DA ARQUIBANCADA

Futebol e saúde mental não só combinam como andam lado a lado há tempos

Quando vejo situações do América dentro de jogos difíceis fica muito claro: para suportar a pressão, a mente forte conta mais que o corpo

Tanto no clássico contra o Atlético, quando buscamos um improvável empate após perder por 2 a 0, quanto no jogo de ontem contra o Colo-Colo do Chile, com um gol nosso no final que pode mudar a classificação, ficou muito claro: em situações que parecem sem saída, o equilíbrio do grupo, o fator emocional e psicológico são as armas capazes de mudar o jogo, literalmente.

Estar sob pressão intensa, como é no esporte de alto nível, e suportá-la até onde o corpo não aguenta mais é a chave para ser grande. E como fazer isso?

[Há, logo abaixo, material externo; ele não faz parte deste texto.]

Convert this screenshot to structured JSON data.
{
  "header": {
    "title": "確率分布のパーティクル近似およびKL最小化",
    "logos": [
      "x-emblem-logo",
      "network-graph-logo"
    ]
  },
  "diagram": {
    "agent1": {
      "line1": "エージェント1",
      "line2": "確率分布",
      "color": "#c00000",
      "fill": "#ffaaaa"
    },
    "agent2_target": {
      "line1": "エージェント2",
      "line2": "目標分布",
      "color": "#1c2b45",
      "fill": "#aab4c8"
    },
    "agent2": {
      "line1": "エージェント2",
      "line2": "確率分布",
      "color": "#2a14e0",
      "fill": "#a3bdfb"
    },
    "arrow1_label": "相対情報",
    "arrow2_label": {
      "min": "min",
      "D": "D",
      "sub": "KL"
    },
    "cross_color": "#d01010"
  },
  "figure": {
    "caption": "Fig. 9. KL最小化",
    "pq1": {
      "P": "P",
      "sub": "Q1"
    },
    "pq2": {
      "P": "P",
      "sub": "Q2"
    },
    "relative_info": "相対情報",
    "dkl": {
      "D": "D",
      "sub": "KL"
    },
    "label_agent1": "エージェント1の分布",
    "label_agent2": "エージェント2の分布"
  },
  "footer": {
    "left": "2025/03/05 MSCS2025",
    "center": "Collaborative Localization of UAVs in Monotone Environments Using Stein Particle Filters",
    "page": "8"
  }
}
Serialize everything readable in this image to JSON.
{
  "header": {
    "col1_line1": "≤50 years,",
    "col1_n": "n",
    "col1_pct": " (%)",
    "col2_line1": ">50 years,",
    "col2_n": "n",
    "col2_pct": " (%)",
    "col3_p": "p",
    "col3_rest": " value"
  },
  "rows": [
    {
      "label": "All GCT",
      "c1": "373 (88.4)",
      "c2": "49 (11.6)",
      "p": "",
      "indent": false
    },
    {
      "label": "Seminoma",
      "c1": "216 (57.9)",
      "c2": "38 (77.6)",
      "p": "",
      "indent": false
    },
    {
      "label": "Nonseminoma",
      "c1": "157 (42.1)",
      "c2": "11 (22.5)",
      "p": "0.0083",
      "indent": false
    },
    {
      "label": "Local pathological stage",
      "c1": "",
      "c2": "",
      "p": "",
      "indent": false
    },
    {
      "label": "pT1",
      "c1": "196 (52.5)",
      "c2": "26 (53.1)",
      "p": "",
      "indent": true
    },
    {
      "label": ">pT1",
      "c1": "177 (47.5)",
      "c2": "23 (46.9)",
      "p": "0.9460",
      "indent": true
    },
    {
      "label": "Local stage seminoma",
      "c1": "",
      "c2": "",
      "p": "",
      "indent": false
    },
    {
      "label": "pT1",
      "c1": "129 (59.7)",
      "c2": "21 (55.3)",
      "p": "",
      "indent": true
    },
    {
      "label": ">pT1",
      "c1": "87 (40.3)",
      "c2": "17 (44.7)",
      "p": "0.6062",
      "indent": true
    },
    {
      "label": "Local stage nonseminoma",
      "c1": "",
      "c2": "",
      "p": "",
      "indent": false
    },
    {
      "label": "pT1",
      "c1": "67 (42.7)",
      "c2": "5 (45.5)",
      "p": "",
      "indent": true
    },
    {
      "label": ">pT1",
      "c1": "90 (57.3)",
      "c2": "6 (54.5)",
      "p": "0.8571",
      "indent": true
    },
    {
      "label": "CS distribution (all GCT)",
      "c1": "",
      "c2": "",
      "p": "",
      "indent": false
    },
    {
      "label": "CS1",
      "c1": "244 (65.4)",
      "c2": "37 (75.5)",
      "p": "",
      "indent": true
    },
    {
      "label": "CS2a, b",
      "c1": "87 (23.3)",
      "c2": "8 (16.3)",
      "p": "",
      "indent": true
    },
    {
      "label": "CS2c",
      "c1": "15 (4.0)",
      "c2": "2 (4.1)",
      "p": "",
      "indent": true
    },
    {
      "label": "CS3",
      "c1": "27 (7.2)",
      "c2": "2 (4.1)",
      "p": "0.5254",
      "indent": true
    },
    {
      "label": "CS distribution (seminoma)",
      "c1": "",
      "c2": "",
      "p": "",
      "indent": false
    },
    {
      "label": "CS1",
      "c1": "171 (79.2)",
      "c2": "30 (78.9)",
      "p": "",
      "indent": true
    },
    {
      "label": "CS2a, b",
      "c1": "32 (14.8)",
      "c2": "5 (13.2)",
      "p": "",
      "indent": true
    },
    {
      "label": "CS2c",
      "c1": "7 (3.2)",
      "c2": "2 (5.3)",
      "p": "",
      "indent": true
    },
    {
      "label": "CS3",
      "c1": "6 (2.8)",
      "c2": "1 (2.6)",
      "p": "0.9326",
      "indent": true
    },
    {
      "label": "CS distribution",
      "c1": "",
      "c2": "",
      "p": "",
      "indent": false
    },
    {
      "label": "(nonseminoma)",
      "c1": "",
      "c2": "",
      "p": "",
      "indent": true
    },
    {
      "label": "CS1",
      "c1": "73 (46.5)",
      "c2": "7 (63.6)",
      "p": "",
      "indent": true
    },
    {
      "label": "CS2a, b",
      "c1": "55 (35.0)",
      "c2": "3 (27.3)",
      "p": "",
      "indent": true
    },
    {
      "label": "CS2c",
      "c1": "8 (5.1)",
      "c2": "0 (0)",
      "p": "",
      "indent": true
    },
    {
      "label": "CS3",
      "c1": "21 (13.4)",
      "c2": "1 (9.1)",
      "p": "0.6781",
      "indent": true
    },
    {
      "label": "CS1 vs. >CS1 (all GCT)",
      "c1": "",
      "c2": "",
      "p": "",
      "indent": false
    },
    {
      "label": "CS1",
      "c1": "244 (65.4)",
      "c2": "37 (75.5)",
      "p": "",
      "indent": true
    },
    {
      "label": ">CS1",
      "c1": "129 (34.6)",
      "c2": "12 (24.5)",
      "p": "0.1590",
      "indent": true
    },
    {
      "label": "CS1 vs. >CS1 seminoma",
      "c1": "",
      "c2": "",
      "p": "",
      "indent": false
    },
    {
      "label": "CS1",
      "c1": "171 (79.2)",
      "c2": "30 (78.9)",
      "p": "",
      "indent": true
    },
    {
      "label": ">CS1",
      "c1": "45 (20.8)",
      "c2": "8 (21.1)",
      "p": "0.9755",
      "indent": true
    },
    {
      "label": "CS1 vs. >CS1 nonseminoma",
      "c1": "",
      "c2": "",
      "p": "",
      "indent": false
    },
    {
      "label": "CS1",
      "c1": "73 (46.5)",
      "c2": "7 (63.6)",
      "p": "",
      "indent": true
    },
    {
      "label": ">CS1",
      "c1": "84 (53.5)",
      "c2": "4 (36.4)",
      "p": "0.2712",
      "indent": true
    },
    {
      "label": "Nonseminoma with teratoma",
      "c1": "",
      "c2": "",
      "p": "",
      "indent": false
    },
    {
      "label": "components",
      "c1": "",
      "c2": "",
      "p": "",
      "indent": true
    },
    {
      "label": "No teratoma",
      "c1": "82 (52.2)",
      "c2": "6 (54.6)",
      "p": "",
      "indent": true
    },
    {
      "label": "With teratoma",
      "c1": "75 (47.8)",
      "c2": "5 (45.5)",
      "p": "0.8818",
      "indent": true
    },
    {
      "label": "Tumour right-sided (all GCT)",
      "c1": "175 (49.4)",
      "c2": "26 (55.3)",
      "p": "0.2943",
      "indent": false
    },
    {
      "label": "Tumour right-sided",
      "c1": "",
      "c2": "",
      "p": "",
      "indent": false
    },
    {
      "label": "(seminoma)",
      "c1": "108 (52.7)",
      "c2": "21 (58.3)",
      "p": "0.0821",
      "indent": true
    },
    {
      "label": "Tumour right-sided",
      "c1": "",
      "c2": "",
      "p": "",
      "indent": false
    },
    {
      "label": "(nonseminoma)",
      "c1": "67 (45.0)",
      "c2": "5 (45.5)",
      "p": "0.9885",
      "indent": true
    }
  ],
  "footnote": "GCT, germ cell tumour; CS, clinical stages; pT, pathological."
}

Certamente, estando com a saúde mental em dia, tema que sempre foi tabu no futebol, esporte considerado outrora essencialmente masculino. Mas as mudanças estão em curso, e que bom!

Para confirmar este argumento, ouvimos a psicanalista esportiva Amanda Ciaramicoli, que se autodenomina “treinadora mental de atletas”. Ela tem se dedicado trabalhar as modalidades esportivas com o olhar na neuro nutrição, que lhe possibilita auxiliar atletas a enfrentarem seus comportamentos e suas emoções em campo.

Amanda está desde 2014 na área e já atendeu mais de 1.000 atletas. Ela cita o futebol feminino, que vai viver sua principal Copa do Mundo em 2023, como exemplo de ambiente que já se utiliza este tipo de profissional para manter a sanidade e o rendimento mental das atletas em dia.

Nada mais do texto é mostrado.